La Nuit juste avant les forêts : Délier la langue
Scène

La Nuit juste avant les forêts : Délier la langue

Nous ne devrions jamais associer sincérité et ovation. Cela devrait aller de soi. Mais puisque nous vivons à une époque où les spectateurs se lèvent pour applaudir comme par habitude, je précise qu’après la représentation de La Nuit juste avant les forêts, l’émotion était palpable. On sentait toute la gratitude des gens envers cet extraordinaire acteur qu’est Denis Lavant.

"…et je cours, je ne me sens plus, je cherche quelque chose qui soit comme de l’herbe au milieu de ce fouillis…je cours, je cours, je rêve du chant secret des Arabes entre eux, camarades, je te trouve et je te tiens le bras…quel fouillis, quel bordel, camarade, et puis toujours la pluie, la pluie, la pluie…" Denis Lavant n’arrête pas, il narre cette phrase sans fin d’une voix rauque, inimitable, qui nous entraîne sur le seuil de la folie, de la paranoïa, mais aussi sur des terres moins hostiles, sur les sentiers de la poésie, où chevauchent désirs et amour, quête de lumière et d’identité. Plus surprenant, il nous fait rire. Plusieurs fois, ce personnage prend des allures de conteur qui, goûtant à l’élan des mots, ne peut résister à l’effet que l’humour entraîne.
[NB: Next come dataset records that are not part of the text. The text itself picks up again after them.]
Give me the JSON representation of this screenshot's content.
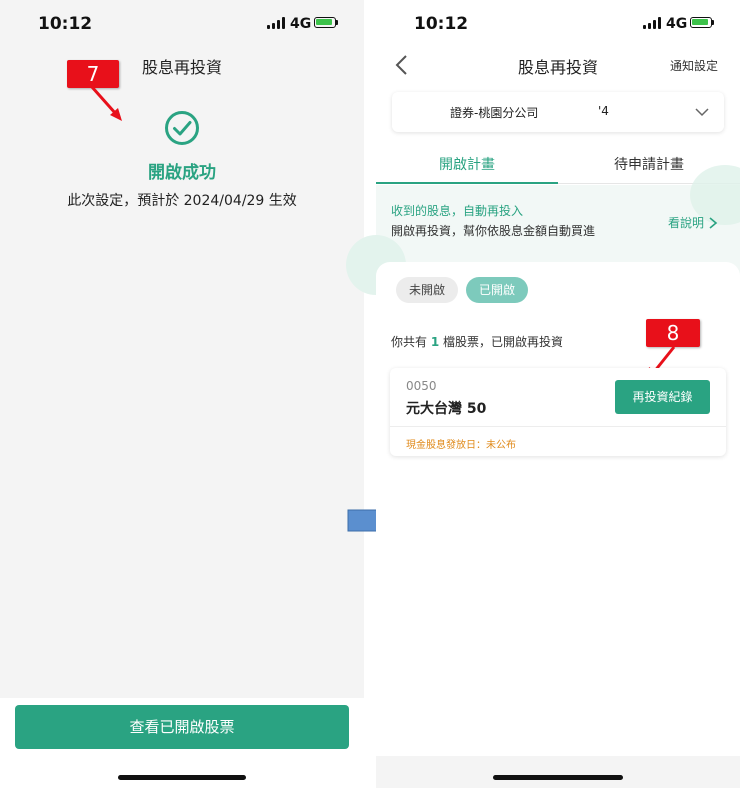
{
  "left_screen": {
    "status_bar": {
      "time": "10:12",
      "network": "4G"
    },
    "title": "股息再投資",
    "step_badge": "7",
    "success_icon": "check-circle-icon",
    "success_text": "開啟成功",
    "effect_text": "此次設定，預計於 2024/04/29 生效",
    "primary_button": "查看已開啟股票"
  },
  "right_screen": {
    "status_bar": {
      "time": "10:12",
      "network": "4G"
    },
    "title": "股息再投資",
    "back_icon": "chevron-left-icon",
    "nav_action": "通知設定",
    "account": {
      "branch": "證券-桃園分公司",
      "suffix": "'4"
    },
    "tabs": [
      {
        "label": "開啟計畫",
        "active": true
      },
      {
        "label": "待申請計畫",
        "active": false
      }
    ],
    "promo": {
      "line1": "收到的股息，自動再投入",
      "line2": "開啟再投資，幫你依股息金額自動買進",
      "link": "看說明",
      "link_icon": "chevron-right-icon"
    },
    "filters": [
      "未開啟",
      "已開啟"
    ],
    "active_filter": "已開啟",
    "summary": {
      "prefix": "你共有 ",
      "count": "1",
      "suffix": " 檔股票，已開啟再投資"
    },
    "step_badge": "8",
    "stock": {
      "code": "0050",
      "name": "元大台灣 50",
      "button": "再投資紀錄",
      "dividend_date": "現金股息發放日：未公布"
    }
  },
  "colors": {
    "accent": "#2aa382",
    "badge": "#e8101a",
    "arrow": "#5b8fcf",
    "warn": "#e08a1a"
  }
}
Car il n’est pas seul: on voit presque la multitude de personnages qui jaillissent de ses récits.

L’idée de reprendre une plaque, un socle, qui fait ressembler le comédien (dont le pied gauche est fixé à un rail) aux traits particuliers à une sculpture de Giacometti est des plus brillantes. Ensemble, le metteur en scène Kristian Frédric et Enki Bilal aux décors et costumes ont poussé la métaphore suggérée par Koltès à son paroxysme: l’homme qui marche dans la pluie, pris dans le béton des villes, appartient contre sa volonté aux soubassements, au métro, à la misère urbaine. Il se sent étranger à tout ce décor, cet environnement qui l’attache sans l’accepter, le frappe mais le laisse respirer, juste assez, pour qu’il nous souffle cette plainte portée par le rythme. À travers lui, la colère des laissés-pour-compte, des prostituées, l’angoisse des chômeurs, la peur, la peine et le peu de moyens des réfugiés et des gens seuls. Il cherche son coin d’herbe comme il cherche à communiquer, c’est tout.

Avec cette pièce, la littérature, même ardue, est comprise et donnée à tous sans aucune réserve.